Monthly Archives: August 2011

Culture and Diversity in the archives

On 13 August we will be holding our annual Archive Open Day on the theme Culture and Diversity. This free event will feature displays, talks and exclusive behind-the-scene tours.

Our special guests on the day will be members of the Post Office and BT Art Club, a 105 year old organisation which is the last remaining link between the Post Office and BT (British Telecom). The Club meets once a month to paint, and holds an exhibition every year. Join them on the day to view and discuss their work.

Owl by Post Office and BT Art Club member Alexander Ammah

Owl by Post Office and BT Art Club member Alexander Ammah

Also on show will be records relating to the 1968 and 1977 Race Relations Act, as well as files relating to postal packets addressed in the Irish language. Mail addressed in Gaelic was translated at the earliest stage of circulation, a position unpopular with the Gaelic League who was seeking to promote the use of the Irish language. The files date from 1900 to 1960 and contain details of the numerous questions raised in Parliament about the position, as well as media cuttings.

Additional exhibits will include files relating to local datestamps, which will show how these tied in with issues of local identity.

Come along to our Archive Search Room between 10am and 5pm on 13 August. Our archives team will be pleased to show you around. For further details see our website.

The Englishman Who Posted Himself & Other Curious Objects

Just added to our podcast is a recording of a talk given at the BPMA by John Tingey, author of The Englishman Who Posted Himself and Other Curious Objects. John Tingey’s talk, based on his book about the eccentric habits of W. Reginald Bray, took place in March in front of a packed audience.

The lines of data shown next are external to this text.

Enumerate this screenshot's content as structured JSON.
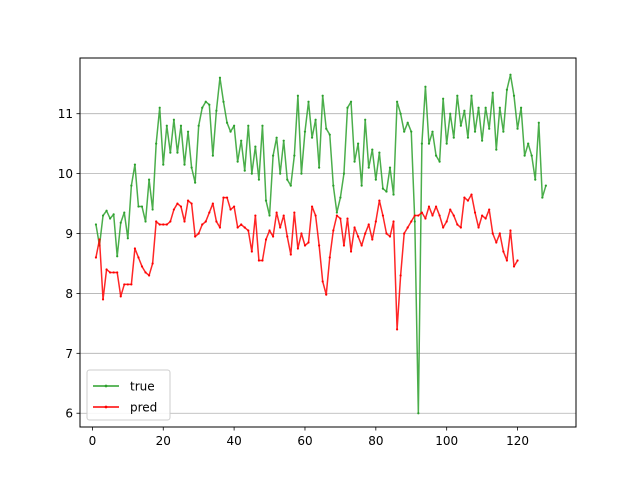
{
  "chart_data": {
    "type": "line",
    "title": "",
    "xlabel": "",
    "ylabel": "",
    "xlim": [
      -3.5,
      136.5
    ],
    "ylim": [
      5.77,
      11.93
    ],
    "x_ticks": [
      0,
      20,
      40,
      60,
      80,
      100,
      120
    ],
    "y_ticks": [
      6,
      7,
      8,
      9,
      10,
      11
    ],
    "grid": "horizontal",
    "legend_position": "lower-left",
    "series": [
      {
        "name": "true",
        "color": "#2ca02c",
        "points": [
          [
            1,
            9.15
          ],
          [
            2,
            8.8
          ],
          [
            3,
            9.3
          ],
          [
            4,
            9.38
          ],
          [
            5,
            9.25
          ],
          [
            6,
            9.32
          ],
          [
            7,
            8.62
          ],
          [
            8,
            9.18
          ],
          [
            9,
            9.35
          ],
          [
            10,
            8.92
          ],
          [
            11,
            9.8
          ],
          [
            12,
            10.15
          ],
          [
            13,
            9.45
          ],
          [
            14,
            9.45
          ],
          [
            15,
            9.2
          ],
          [
            16,
            9.9
          ],
          [
            17,
            9.4
          ],
          [
            18,
            10.5
          ],
          [
            19,
            11.1
          ],
          [
            20,
            10.15
          ],
          [
            21,
            10.8
          ],
          [
            22,
            10.35
          ],
          [
            23,
            10.9
          ],
          [
            24,
            10.35
          ],
          [
            25,
            10.8
          ],
          [
            26,
            10.15
          ],
          [
            27,
            10.7
          ],
          [
            28,
            10.1
          ],
          [
            29,
            9.85
          ],
          [
            30,
            10.8
          ],
          [
            31,
            11.1
          ],
          [
            32,
            11.2
          ],
          [
            33,
            11.15
          ],
          [
            34,
            10.3
          ],
          [
            35,
            11.05
          ],
          [
            36,
            11.6
          ],
          [
            37,
            11.2
          ],
          [
            38,
            10.85
          ],
          [
            39,
            10.7
          ],
          [
            40,
            10.8
          ],
          [
            41,
            10.2
          ],
          [
            42,
            10.55
          ],
          [
            43,
            10.05
          ],
          [
            44,
            10.8
          ],
          [
            45,
            10.0
          ],
          [
            46,
            10.45
          ],
          [
            47,
            9.9
          ],
          [
            48,
            10.8
          ],
          [
            49,
            9.55
          ],
          [
            50,
            9.3
          ],
          [
            51,
            10.3
          ],
          [
            52,
            10.6
          ],
          [
            53,
            10.0
          ],
          [
            54,
            10.55
          ],
          [
            55,
            9.9
          ],
          [
            56,
            9.8
          ],
          [
            57,
            10.3
          ],
          [
            58,
            11.3
          ],
          [
            59,
            10.0
          ],
          [
            60,
            10.7
          ],
          [
            61,
            11.2
          ],
          [
            62,
            10.6
          ],
          [
            63,
            10.9
          ],
          [
            64,
            10.1
          ],
          [
            65,
            11.3
          ],
          [
            66,
            10.75
          ],
          [
            67,
            10.65
          ],
          [
            68,
            9.8
          ],
          [
            69,
            9.35
          ],
          [
            70,
            9.6
          ],
          [
            71,
            10.0
          ],
          [
            72,
            11.1
          ],
          [
            73,
            11.2
          ],
          [
            74,
            10.2
          ],
          [
            75,
            10.5
          ],
          [
            76,
            9.8
          ],
          [
            77,
            10.9
          ],
          [
            78,
            10.1
          ],
          [
            79,
            10.4
          ],
          [
            80,
            9.9
          ],
          [
            81,
            10.35
          ],
          [
            82,
            9.75
          ],
          [
            83,
            9.7
          ],
          [
            84,
            10.1
          ],
          [
            85,
            9.65
          ],
          [
            86,
            11.2
          ],
          [
            87,
            11.0
          ],
          [
            88,
            10.7
          ],
          [
            89,
            10.85
          ],
          [
            90,
            10.7
          ],
          [
            91,
            9.2
          ],
          [
            92,
            6.0
          ],
          [
            93,
            10.5
          ],
          [
            94,
            11.45
          ],
          [
            95,
            10.5
          ],
          [
            96,
            10.7
          ],
          [
            97,
            10.3
          ],
          [
            98,
            10.2
          ],
          [
            99,
            11.25
          ],
          [
            100,
            10.5
          ],
          [
            101,
            11.0
          ],
          [
            102,
            10.6
          ],
          [
            103,
            11.3
          ],
          [
            104,
            10.8
          ],
          [
            105,
            11.05
          ],
          [
            106,
            10.6
          ],
          [
            107,
            11.3
          ],
          [
            108,
            10.7
          ],
          [
            109,
            11.1
          ],
          [
            110,
            10.55
          ],
          [
            111,
            11.1
          ],
          [
            112,
            10.75
          ],
          [
            113,
            11.35
          ],
          [
            114,
            10.4
          ],
          [
            115,
            11.1
          ],
          [
            116,
            10.7
          ],
          [
            117,
            11.4
          ],
          [
            118,
            11.65
          ],
          [
            119,
            11.3
          ],
          [
            120,
            10.75
          ],
          [
            121,
            11.1
          ],
          [
            122,
            10.3
          ],
          [
            123,
            10.5
          ],
          [
            124,
            10.3
          ],
          [
            125,
            9.9
          ],
          [
            126,
            10.85
          ],
          [
            127,
            9.6
          ],
          [
            128,
            9.8
          ]
        ]
      },
      {
        "name": "pred",
        "color": "#ff0000",
        "points": [
          [
            1,
            8.6
          ],
          [
            2,
            8.9
          ],
          [
            3,
            7.9
          ],
          [
            4,
            8.4
          ],
          [
            5,
            8.35
          ],
          [
            6,
            8.35
          ],
          [
            7,
            8.35
          ],
          [
            8,
            7.95
          ],
          [
            9,
            8.15
          ],
          [
            10,
            8.15
          ],
          [
            11,
            8.15
          ],
          [
            12,
            8.75
          ],
          [
            13,
            8.6
          ],
          [
            14,
            8.45
          ],
          [
            15,
            8.35
          ],
          [
            16,
            8.3
          ],
          [
            17,
            8.5
          ],
          [
            18,
            9.2
          ],
          [
            19,
            9.15
          ],
          [
            20,
            9.15
          ],
          [
            21,
            9.15
          ],
          [
            22,
            9.2
          ],
          [
            23,
            9.4
          ],
          [
            24,
            9.5
          ],
          [
            25,
            9.45
          ],
          [
            26,
            9.2
          ],
          [
            27,
            9.55
          ],
          [
            28,
            9.5
          ],
          [
            29,
            8.95
          ],
          [
            30,
            9.0
          ],
          [
            31,
            9.15
          ],
          [
            32,
            9.2
          ],
          [
            33,
            9.35
          ],
          [
            34,
            9.5
          ],
          [
            35,
            9.2
          ],
          [
            36,
            9.1
          ],
          [
            37,
            9.6
          ],
          [
            38,
            9.6
          ],
          [
            39,
            9.4
          ],
          [
            40,
            9.45
          ],
          [
            41,
            9.1
          ],
          [
            42,
            9.15
          ],
          [
            43,
            9.1
          ],
          [
            44,
            9.05
          ],
          [
            45,
            8.7
          ],
          [
            46,
            9.3
          ],
          [
            47,
            8.55
          ],
          [
            48,
            8.55
          ],
          [
            49,
            8.9
          ],
          [
            50,
            9.05
          ],
          [
            51,
            8.95
          ],
          [
            52,
            9.35
          ],
          [
            53,
            9.1
          ],
          [
            54,
            9.3
          ],
          [
            55,
            8.95
          ],
          [
            56,
            8.65
          ],
          [
            57,
            9.35
          ],
          [
            58,
            8.75
          ],
          [
            59,
            9.0
          ],
          [
            60,
            8.8
          ],
          [
            61,
            8.85
          ],
          [
            62,
            9.45
          ],
          [
            63,
            9.3
          ],
          [
            64,
            8.8
          ],
          [
            65,
            8.2
          ],
          [
            66,
            7.98
          ],
          [
            67,
            8.6
          ],
          [
            68,
            9.05
          ],
          [
            69,
            9.3
          ],
          [
            70,
            9.25
          ],
          [
            71,
            8.8
          ],
          [
            72,
            9.25
          ],
          [
            73,
            8.7
          ],
          [
            74,
            9.1
          ],
          [
            75,
            8.95
          ],
          [
            76,
            8.8
          ],
          [
            77,
            9.0
          ],
          [
            78,
            9.15
          ],
          [
            79,
            8.9
          ],
          [
            80,
            9.2
          ],
          [
            81,
            9.55
          ],
          [
            82,
            9.3
          ],
          [
            83,
            9.0
          ],
          [
            84,
            8.95
          ],
          [
            85,
            9.2
          ],
          [
            86,
            7.4
          ],
          [
            87,
            8.3
          ],
          [
            88,
            9.0
          ],
          [
            89,
            9.1
          ],
          [
            90,
            9.2
          ],
          [
            91,
            9.3
          ],
          [
            92,
            9.3
          ],
          [
            93,
            9.35
          ],
          [
            94,
            9.25
          ],
          [
            95,
            9.45
          ],
          [
            96,
            9.3
          ],
          [
            97,
            9.45
          ],
          [
            98,
            9.3
          ],
          [
            99,
            9.1
          ],
          [
            100,
            9.2
          ],
          [
            101,
            9.4
          ],
          [
            102,
            9.3
          ],
          [
            103,
            9.15
          ],
          [
            104,
            9.1
          ],
          [
            105,
            9.6
          ],
          [
            106,
            9.55
          ],
          [
            107,
            9.65
          ],
          [
            108,
            9.35
          ],
          [
            109,
            9.1
          ],
          [
            110,
            9.3
          ],
          [
            111,
            9.25
          ],
          [
            112,
            9.4
          ],
          [
            113,
            9.0
          ],
          [
            114,
            8.85
          ],
          [
            115,
            9.0
          ],
          [
            116,
            8.7
          ],
          [
            117,
            8.55
          ],
          [
            118,
            9.05
          ],
          [
            119,
            8.45
          ],
          [
            120,
            8.55
          ]
        ]
      }
    ]
  }
}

W Reginald Bray in his study with some of his collection

W Reginald Bray in his study with some of his collection

W. Reginald Bray was an enthusiast and collector who enjoyed testing the Post Office Regulations to their limits. Bray posted items including a frying pan, a turnip, seaweed, and even himself on more than one occasion. He also tried the postal service’s patience by experimenting with ways of addressing letters and cards, using drawings, collage and codes.